It's April 2nd and my 26th birthday is officially tomorrow. For some reason around my birthday I always start to reminisce or think about the things that I haven't accomplished yet.(eg: getting married, having kids, buying a house) This birthday is an interesting one because it's the anniversary that I found my birth mom. I remember last year exactly at this time, I had written my birthmom my first letter, and sent it to her work e-mail, March 31rst. I hadn't heard anything back for a couple of days, and I felt scared, anxious, nervous and guilty. Scared, anxious and nervous because I thought she wouldn't want anything to do with me. Guilty, because of the search itself, and my aparents had no idea what I was doing
That Saturday night, I went out to eat with my aparents and the whole time I kept thinking about my birthmom. Wondering what she thinking, if she would write and what she was doing. Tonight, was no exception. On a lighter note, I had a great night with my aparents, my boyfriend Chris and my aunt and uncle. We went out to Benihana's where they cook all the food in front of you and flip it up in the air for entertainment. For some reason lately I have been thinking about my birth parents constantly. You would think after a year it might settle down, right? Well it definitely comes in waves and I have noticed myself wishing I could be around them during holidays mostly. Chuck-daddy said he sent me a present in the mail which I thought was really sweet. I was surprised being a guy that he thought to send me something. I honestly thought he would forget, so I feel special he remembered me! We used to talk weekly on the phone, and now I haven't talked to him on the phone since January. We e-mail 3-4 times a week, which I think is a lot so for the most part I feel secure, but I just miss him and wish he was sharing my birthday with me. Since he was there on my very first birthday it seems appropriate. I really feel like he's my family. We have a special song, "My girl" and there was a wedding reception going on tonight and they played that song. I felt like for some reason it was a sign. I'm not sure what the sign was, but it just made me miss him and think about him and how much I appreciate him in my life. He really is an amazing person and we have a wonderful connection that I would honestly be lost without.

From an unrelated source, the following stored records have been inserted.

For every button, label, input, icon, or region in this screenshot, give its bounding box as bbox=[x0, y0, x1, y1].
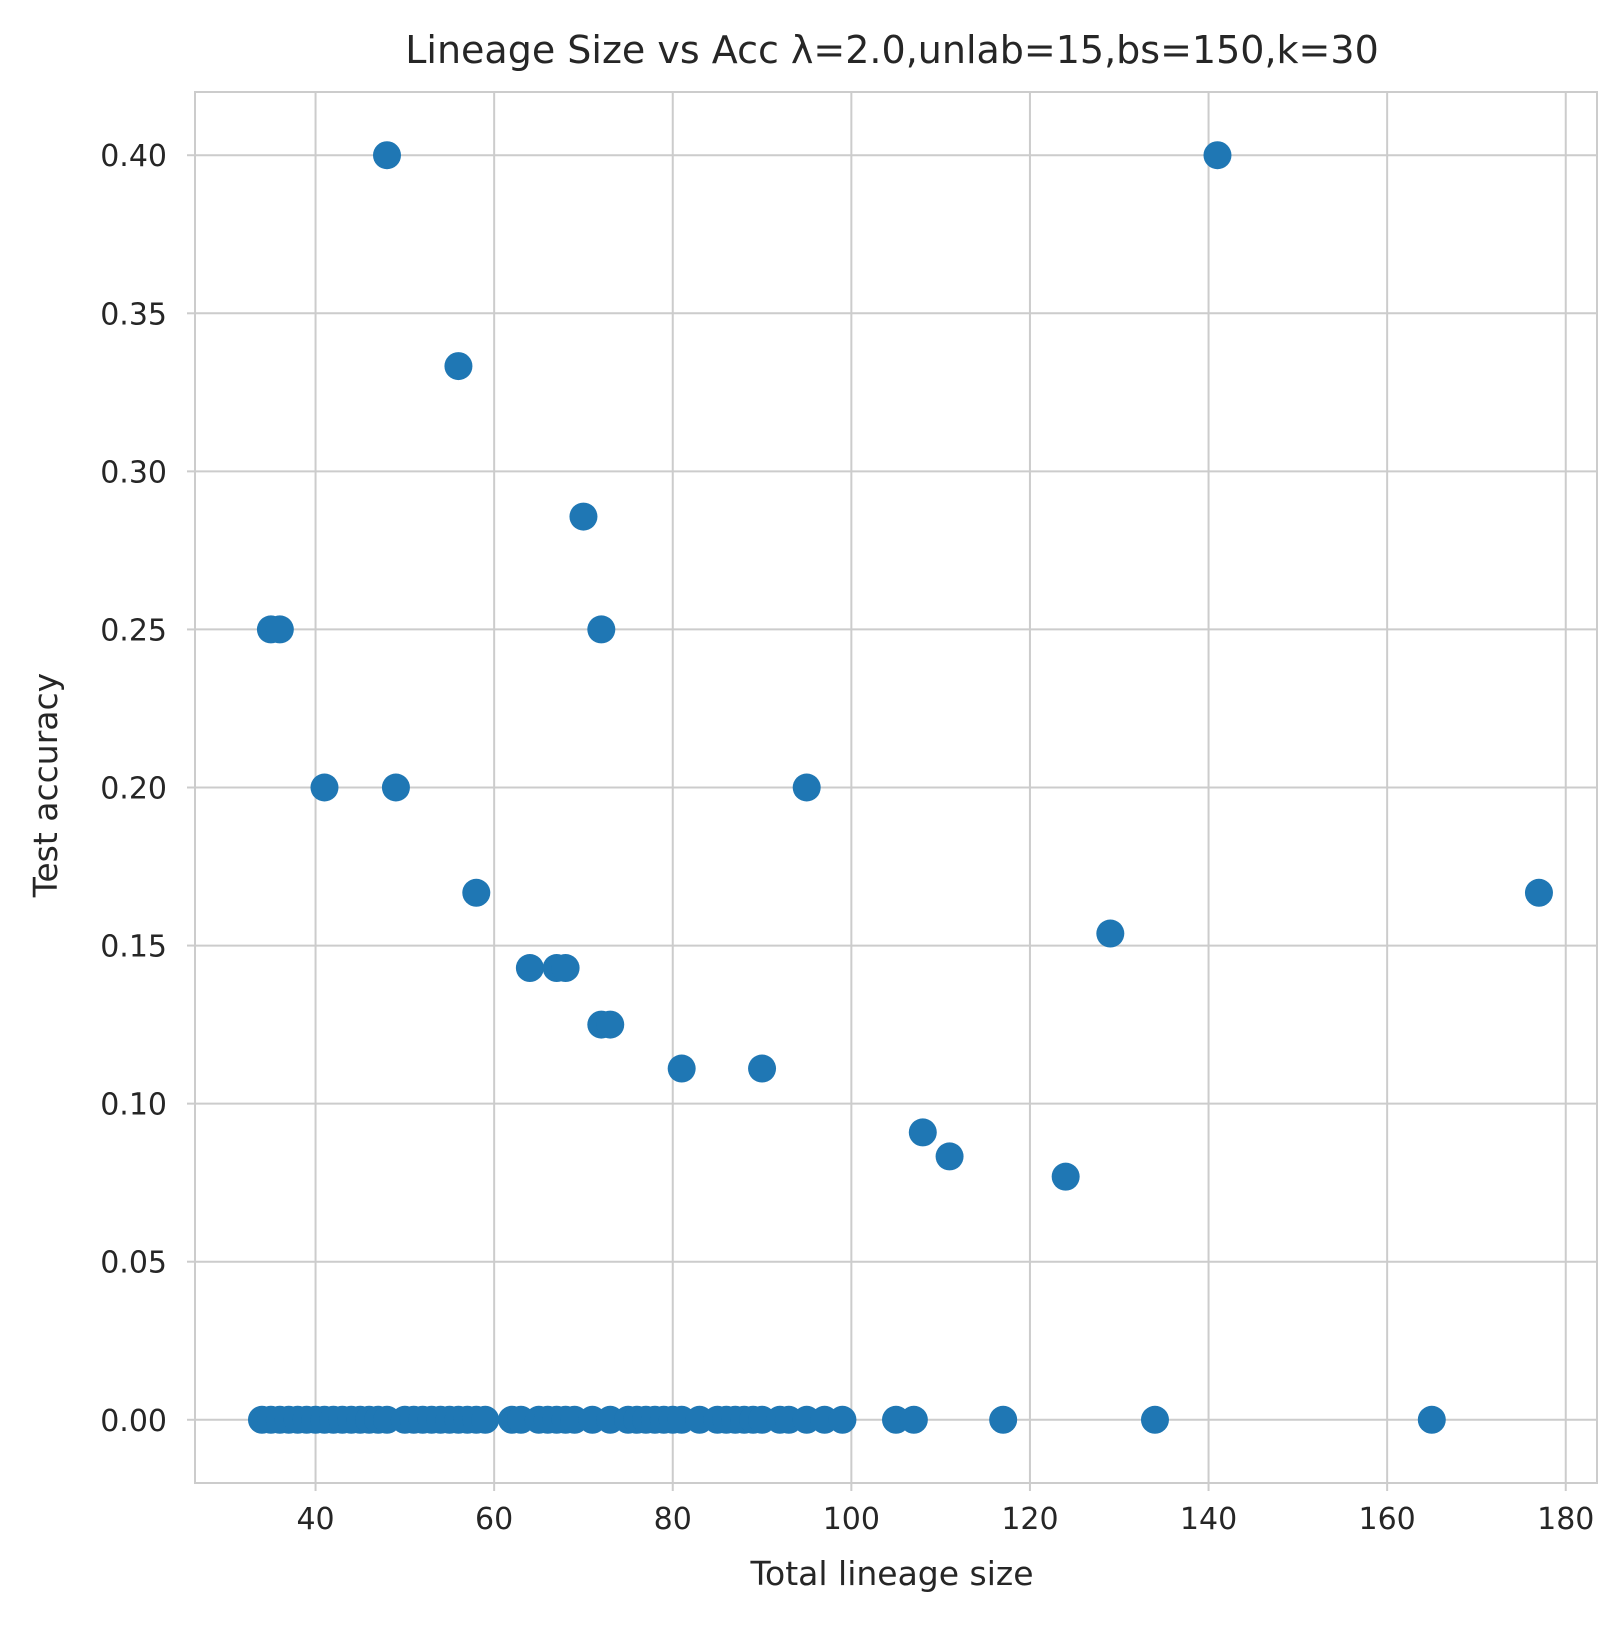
data-point bbox=[569, 502, 598, 531]
x-tick-label: 160 bbox=[1359, 1502, 1416, 1537]
data-points bbox=[247, 141, 1553, 1434]
data-point bbox=[748, 1054, 777, 1083]
data-point bbox=[1417, 1405, 1446, 1434]
y-axis-ticks: 0.00 0.05 0.10 0.15 0.20 0.25 0.30 0.35 0.40 bbox=[100, 139, 195, 1439]
x-tick-label: 120 bbox=[1001, 1502, 1058, 1537]
x-tick-label: 100 bbox=[823, 1502, 880, 1537]
y-tick-label: 0.05 bbox=[100, 1246, 167, 1281]
data-point bbox=[828, 1405, 857, 1434]
x-tick-label: 80 bbox=[654, 1502, 692, 1537]
x-tick-label: 140 bbox=[1180, 1502, 1237, 1537]
y-tick-label: 0.35 bbox=[100, 297, 167, 332]
data-point bbox=[515, 954, 544, 983]
data-point bbox=[372, 141, 401, 170]
data-point bbox=[1140, 1405, 1169, 1434]
chart-title: Lineage Size vs Acc λ=2.0,unlab=15,bs=15… bbox=[405, 28, 1379, 72]
data-point bbox=[792, 773, 821, 802]
y-tick-label: 0.00 bbox=[100, 1404, 167, 1439]
data-point bbox=[551, 954, 580, 983]
data-point bbox=[444, 352, 473, 381]
data-point bbox=[899, 1405, 928, 1434]
data-point bbox=[1524, 878, 1553, 907]
grid bbox=[195, 92, 1597, 1483]
data-point bbox=[1203, 141, 1232, 170]
data-point bbox=[587, 615, 616, 644]
data-point bbox=[1096, 919, 1125, 948]
y-tick-label: 0.20 bbox=[100, 772, 167, 807]
data-point bbox=[1051, 1162, 1080, 1191]
y-tick-label: 0.10 bbox=[100, 1088, 167, 1123]
data-point bbox=[935, 1142, 964, 1171]
x-axis-label: Total lineage size bbox=[749, 1554, 1033, 1593]
y-tick-label: 0.40 bbox=[100, 139, 167, 174]
y-tick-label: 0.30 bbox=[100, 455, 167, 490]
data-point bbox=[381, 773, 410, 802]
x-tick-label: 60 bbox=[475, 1502, 513, 1537]
data-point bbox=[989, 1405, 1018, 1434]
x-tick-label: 40 bbox=[296, 1502, 334, 1537]
data-point bbox=[471, 1405, 500, 1434]
data-point bbox=[265, 615, 294, 644]
data-point bbox=[667, 1054, 696, 1083]
data-point bbox=[310, 773, 339, 802]
data-point bbox=[908, 1118, 937, 1147]
data-point bbox=[462, 878, 491, 907]
y-tick-label: 0.25 bbox=[100, 613, 167, 648]
x-tick-label: 180 bbox=[1537, 1502, 1594, 1537]
data-point bbox=[596, 1010, 625, 1039]
y-tick-label: 0.15 bbox=[100, 930, 167, 965]
y-axis-label: Test accuracy bbox=[26, 673, 65, 898]
x-axis-ticks: 40 60 80 100 120 140 160 180 bbox=[296, 1483, 1594, 1537]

As many of you know my aparents are in town, and my amom came to clean my apartment for the week, because it wasn't the way she liked it. She is very obsessive compulsive to say the least. I must say, it is nice but I know it's going to be impossible to maintain the way she has it. I almost cried today and this is absolutely ridiculous I know-- but she was going through all my stuff. My birthmom had given me a bouquet of flowers the first time we met and around the vase she had these cute multi colored ribbons. I liked it because it reminded me of how artistic and creative she was. I kept them around the vase because I wanted to keep
everything she gave me. My amom threw the ribbons away. I know it's a really trivial thing, but to me it was a memory. Something tangible that I had in my house to remind me of my birth mom. I got really upset, but I couldn't tell my amom why and just acted like it was no big deal but I felt really sad. I guess this birthday go around is the same as last year, because now I am hoping my birth mom will acknowledge the day. After all, she did last year so I am hoping she will at least send me a quick e-mail letting me know she's thinking of me. I just know how I am and if I don't hear from her I will be sad. I'm scared I will not. When will this feeling of insecurity go away? I wish I didn't have it, but I need so much reassurance. I have many more thoughts especially since I haven't written all week, but it's getting late and it's daylight savings time so I better get in bed. All in all I survived the visit with minor annoyances here and there. I would say not having to do any laundry tomorrow could be worth some of the annoying lectures I got this week. More to come tomorrow.